Mais, pour ma part, j'ai eu à établir des contacts avec le
bureau du CSS de ma région et j'ai toujours eu énormément
de courtoisie de la part des gens avec qui j'ai communiqué. Il peut se
produire que, dans ces bureaux, vous avez des gens qui reçoivent plus
cavalièrement des clients.
M. Samson: M. le ministre, je dois ouvrir une parenthèse.
Je ne voudrais pas dire que ce genre de choses se produisent à la
grandeur du territoire de la même façon. Ce serait
malhonnête de dire cela, parce qu'on a, comme vous le dites, des
communications qui nous apportent des témoignages favorables dans
certains endroits. Mais je pense que, quelle que soit la portée des
services à être améliorés, que ce soit dans une
seule région dans deux, ou dans trois, le principe que je défends
n'est pas le principe d'une seule région. Si cela se fait dans d'autres
régions je sais qu'il y a eu d'autres plaintes reçues
d'ailleurs je pense que c'est inacceptable.
Maintenant, est-ce que ça provient du fait qu'il y a une trop
grande autonomie et que le gouvernement n'a pas tellement de
possibilités d'intervention quand il y a un problème connu? Cela
peut provenir facilement de cela. Vous, comme ministre, vous avez des
responsabilités et des comptes à rendre. Evidemment, quand vous
avez de l'autorité sur un service quelconque, ayant des comptes à
rendre, vous utilisez votre autorité, c'est normal, pour rétablir
l'ordre. Si vous n'avez pas ce genre d'autorité, ce n'est pas facile, ni
pour vous, ni pour les hauts fonctionnaires de rétablir un meilleur
service.

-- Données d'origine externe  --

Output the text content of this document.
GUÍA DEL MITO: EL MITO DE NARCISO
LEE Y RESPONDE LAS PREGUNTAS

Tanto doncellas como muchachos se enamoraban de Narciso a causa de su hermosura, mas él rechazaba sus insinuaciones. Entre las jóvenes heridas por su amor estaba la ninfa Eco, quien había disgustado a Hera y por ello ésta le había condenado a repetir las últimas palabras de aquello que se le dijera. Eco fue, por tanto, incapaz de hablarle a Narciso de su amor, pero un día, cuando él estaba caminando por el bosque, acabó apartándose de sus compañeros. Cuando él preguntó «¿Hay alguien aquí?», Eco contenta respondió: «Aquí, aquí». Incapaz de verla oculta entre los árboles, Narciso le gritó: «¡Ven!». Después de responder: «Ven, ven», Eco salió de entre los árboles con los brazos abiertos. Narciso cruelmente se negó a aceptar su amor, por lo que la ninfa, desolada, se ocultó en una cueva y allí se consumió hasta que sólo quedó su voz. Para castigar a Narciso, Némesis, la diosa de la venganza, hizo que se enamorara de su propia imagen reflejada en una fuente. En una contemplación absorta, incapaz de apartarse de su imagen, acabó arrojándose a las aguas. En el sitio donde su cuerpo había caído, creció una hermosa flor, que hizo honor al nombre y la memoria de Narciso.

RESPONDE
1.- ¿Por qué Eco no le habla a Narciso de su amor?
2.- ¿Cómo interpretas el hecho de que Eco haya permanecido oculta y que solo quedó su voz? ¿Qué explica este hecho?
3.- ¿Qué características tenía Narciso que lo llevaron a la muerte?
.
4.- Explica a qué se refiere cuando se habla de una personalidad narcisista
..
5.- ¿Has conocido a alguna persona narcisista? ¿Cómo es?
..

C'est ce problème que je soulève. Vous avez
sûrement beaucoup plus de chances que n'importe qui d'entre nous d'avoir
des suggestions à faire en haut lieu pour corriger ce problème.

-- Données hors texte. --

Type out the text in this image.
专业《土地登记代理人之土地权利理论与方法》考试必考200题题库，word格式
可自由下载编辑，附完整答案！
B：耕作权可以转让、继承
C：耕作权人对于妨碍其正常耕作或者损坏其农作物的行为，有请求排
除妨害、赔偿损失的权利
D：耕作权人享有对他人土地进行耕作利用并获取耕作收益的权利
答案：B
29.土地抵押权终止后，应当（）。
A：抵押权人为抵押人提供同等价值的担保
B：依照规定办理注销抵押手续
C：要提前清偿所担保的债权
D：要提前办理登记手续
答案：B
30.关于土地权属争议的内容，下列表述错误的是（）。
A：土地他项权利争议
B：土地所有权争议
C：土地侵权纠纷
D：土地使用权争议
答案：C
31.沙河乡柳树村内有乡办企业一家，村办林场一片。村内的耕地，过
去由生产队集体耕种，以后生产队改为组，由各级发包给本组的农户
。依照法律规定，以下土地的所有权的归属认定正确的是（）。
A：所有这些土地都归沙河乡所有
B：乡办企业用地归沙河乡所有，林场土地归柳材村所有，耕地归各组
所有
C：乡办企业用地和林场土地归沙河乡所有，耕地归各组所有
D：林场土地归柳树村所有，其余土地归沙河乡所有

Je ne demande pas qu'on coupe des têtes je voudrais être
bien compris je demande qu'on améliore le service de ce
côté. Puis, si on améliore le service de ce
côté, je serai le premier à manifester ma satisfaction.
M. Giasson: Non, mais ces gens qui oeuvrent à
l'intérieur des établissements dont on vient de discuter, il ne
faut pas croire, non plus, qu'ils ont le pouvoir suprême. Si, dans une
région donnée, il se révèle que leur comportement
tant au niveau des contacts que des rencontres crée une situation qui ne
va pas dans le sens de ce qui est recherché par le ministère, le
gouvernement, le ministère comme tel a encore des pouvoirs de faire des
suggestions ou des recommandations. D'ailleurs, si des situations dans
certaines régions de-
venaient intenables à cause de comportements inadmissibles ou
inacceptables de la part des employés soit des CSS ou d'autres
établissements, cela finirait par se savoir; cela finit par se
transmettre, par se transposer au niveau d'un autre palier, CRSSS. Il peut y
avoir des avis disant: Voici, vous devez modifier votre attitude, vous devez
avoir des cheminements qui correspondent davantage à l'esprit de
service, parce que vous êtes là pour donner des services. S'il n'y
avait pas de rajustement dans ce sens, le ministre a des pouvoirs qui peuvent
aller peut-être même jusqu'à une mise en tutelle. Si
vraiment, devant des situations intenables, il se révèle que cela
prend un administrateur ou un tuteur pendant quelques mois ou quelque temps
pour rétablir une situation qui n'est pas admissible dans les services
qu'on veut effectivement donner à une population, il reste des pouvoirs
entre les mains du législateur peut-être plus que ce que j'ai cru
déceler lors de vos commentaires.
M. Samson: Entre les mains du législateur, oui, il reste
des pouvoirs.
M. Giasson: Législateur administrateur.
M. Samson: Est-ce qu'on peut régler le problème
sans être obligé de toujours avoir recours au législateur?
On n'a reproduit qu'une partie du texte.